This isn’t the end of resort fees from Marriott or any of its competitors — and it isn’t clear other hotel companies are going to immediately follow Marriott’s lead.
Sample bookings throughout the month in cities like New York City and Boston showed Hilton, Accor, IHG and Hyatt hotels all charged resort or destination fees but didn’t include them in the initially displayed rate.
They did all note the fee before checkout, however.
Marriott’s sole status as a resort fee-bundler might eventually change, as there’s speculation additional lawsuits from attorneys general in states like California and Texas as well as the District of Columbia might inspire other hotel companies to settle a la Marriott did with Pennsylvania.
Resort fees: A cash cow travelers hate
While resort fees are targeted under Biden’s proposed Junk Fee Prevention Act, Capuano previously defended Marriott’s handling of resort fees by noting the company always labeled the added charge during the booking process.
However, an audit included in the Pennsylvania lawsuit over Marriott’s resort fee-charging hotels over the last five months of 2015 indicated only 67% of Marriott-affiliated properties that charged resort fees were disclosing the fee at the time of a reservation.
Marriott made at least $206 million off resort and destination fees at its self-managed resorts since 2012, according to the Pennsylvania lawsuit. These charges ranged from $9 to $95 a night.
The curious carveout
Online travel agencies like Expedia and Priceline continue to display resort fees independently of an overall nightly rate.
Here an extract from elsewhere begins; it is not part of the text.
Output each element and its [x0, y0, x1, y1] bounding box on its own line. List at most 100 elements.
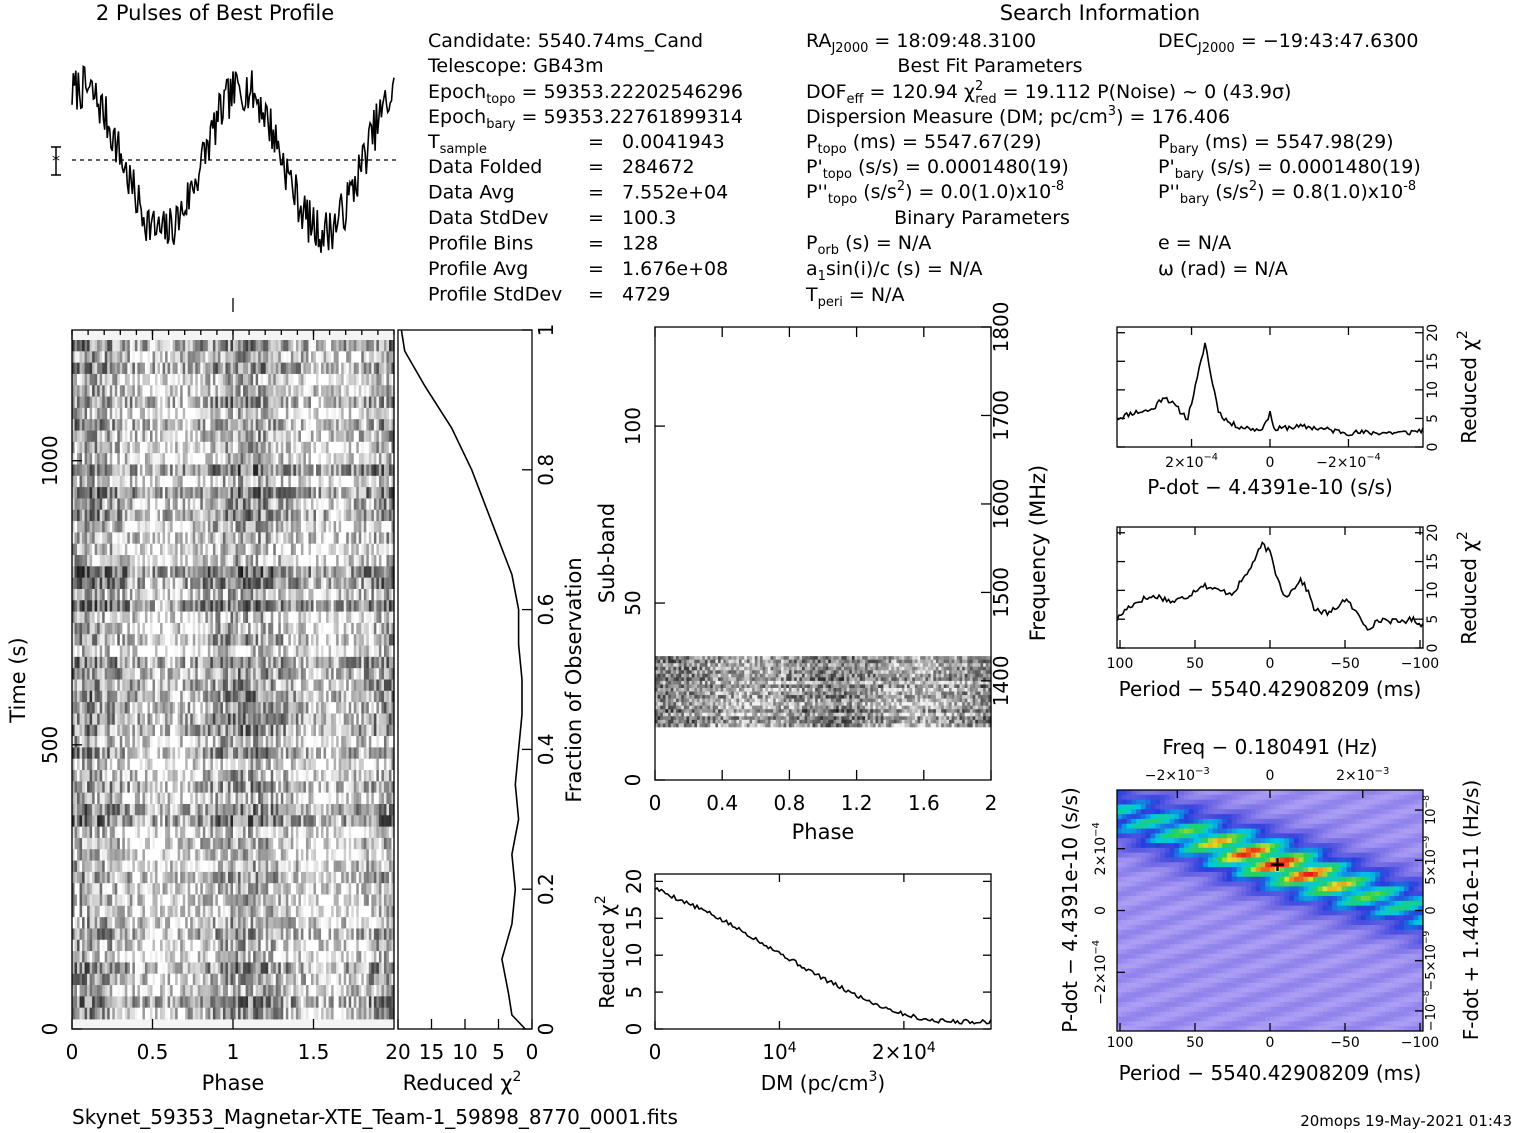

If more hotel companies migrate to Marriott’s model, and online travel agencies show a perceived lower rate — that becomes a potential competitive advantage (at least at face value) in the ongoing OTAs vs booking direct battle. Hotel companies always prefer travelers book directly, as it means they aren’t having to fork over a percentage of a discounted nightly rate to an outside brand like Expedia.
Keep in mind: Booking with an OTA usually means you won’t earn loyalty points for your stay.